Two panels presented commentary and analysis from U.S. military veterans of the so-called naval and air quarantine (which sounded more polite than “blockade”) around Cuba, as well as political reconstructions of how dangerously close the United States and the Soviet Union came to nuclear conflict on Saturday, October 27, 1962: fifty years to the day of this symposium! Former U.S. Air Force U-2 pilots recalled their hair-raising state of alert, as well as their high-altitude photographic overflights of Cuba (one was shot down on October 27), while their U.S. Navy counterparts recounted the daring tree-top level photo missions at full throttle they undertook to verify that the Soviet missiles were, indeed, in an advanced state of readiness. In recent years the naval dimension of this thermonuclear chess game has been revealed as the true hair trigger: a harried Soviet submarine captain came dangerously close to firing a nuclear torpedo (with a warhead equivalent to the Hiroshima and Nagasaki bombs) at a U.S. aircraft carrier, which almost certainly would have set off a dreadful and impossible-to-contain chain of attacks and counter-attacks.

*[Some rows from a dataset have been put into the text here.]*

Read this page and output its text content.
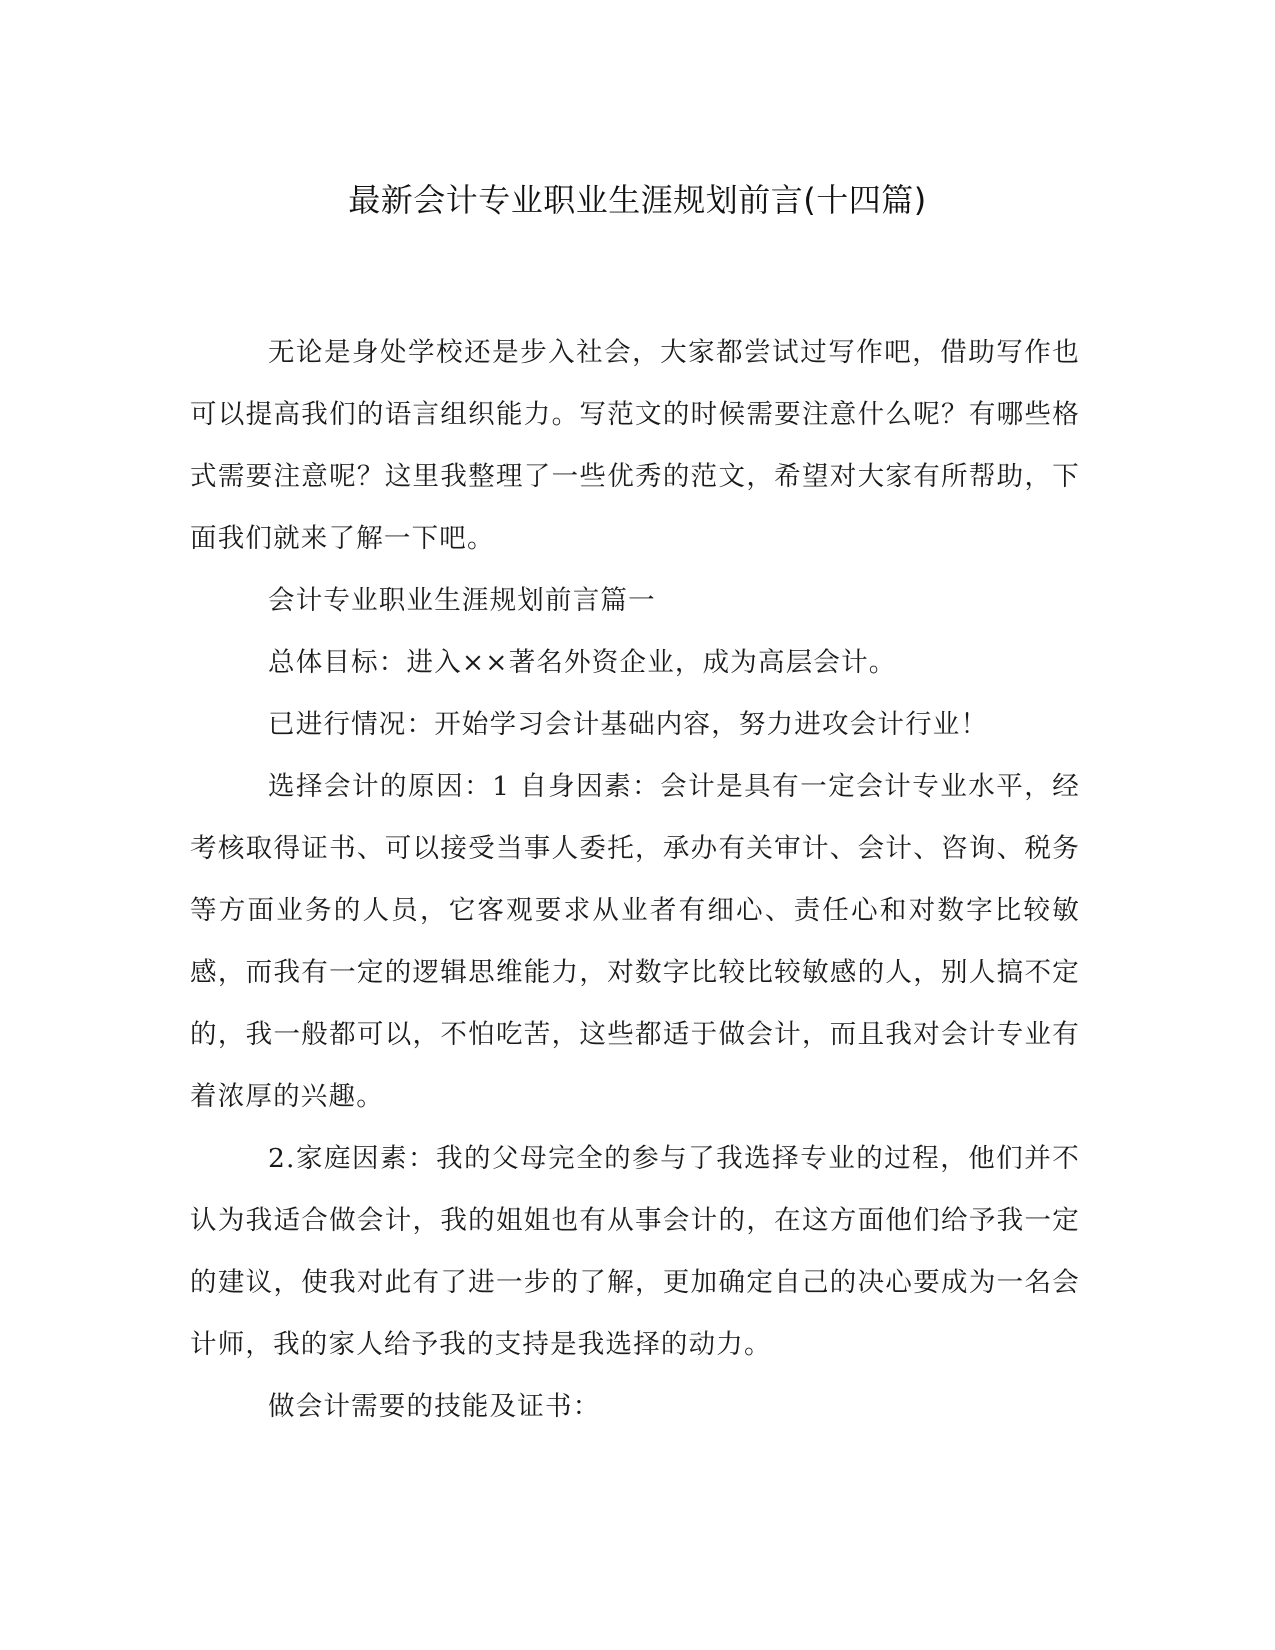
最新会计专业职业生涯规划前言(十四篇)

无论是身处学校还是步入社会，大家都尝试过写作吧，借助写作也可以提高我们的语言组织能力。写范文的时候需要注意什么呢？有哪些格式需要注意呢？这里我整理了一些优秀的范文，希望对大家有所帮助，下面我们就来了解一下吧。

会计专业职业生涯规划前言篇一

总体目标：进入××著名外资企业，成为高层会计。

已进行情况：开始学习会计基础内容，努力进攻会计行业！

选择会计的原因：1 自身因素：会计是具有一定会计专业水平，经考核取得证书、可以接受当事人委托，承办有关审计、会计、咨询、税务等方面业务的人员，它客观要求从业者有细心、责任心和对数字比较敏感，而我有一定的逻辑思维能力，对数字比较比较敏感的人，别人搞不定的，我一般都可以，不怕吃苦，这些都适于做会计，而且我对会计专业有着浓厚的兴趣。

2.家庭因素：我的父母完全的参与了我选择专业的过程，他们并不认为我适合做会计，我的姐姐也有从事会计的，在这方面他们给予我一定的建议，使我对此有了进一步的了解，更加确定自己的决心要成为一名会计师，我的家人给予我的支持是我选择的动力。

做会计需要的技能及证书：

Sergei Khrushchev and Gordon Hogg
Alongside the veterans of these events were a kind
of “next-generation” contingent:
conference organizer Francis Gary Powers, Jr. is the son of the U-2
pilot of the same name who was shot down over central Russia in 1960 and
imprisoned by his Soviet captors until a prisoner exchange released him;
political commentator Sergei Khrushchev is the son of then-Soviet premier
Nikita Khrushchev; and Sergo Mikoyan, the son of the late Soviet foreign
minister Anastas Mikoyan, collaborated with panelist and analyst Svetlana
Savranskaya on a new book detailing the Soviet side of Cuban Missile Crisis
events.
Panelists and conference attendees alike were
curious about the Scott Soviet Military Collection, and spent time looking
through the unusual sampling of its materials on display. This is the fourth time that the Scott
Collection has been featured at a conference with the Cold War Museum, and the
high-profile aspect of this gathering guarantees increasing interest in one of
UK Libraries’ more unusual collections.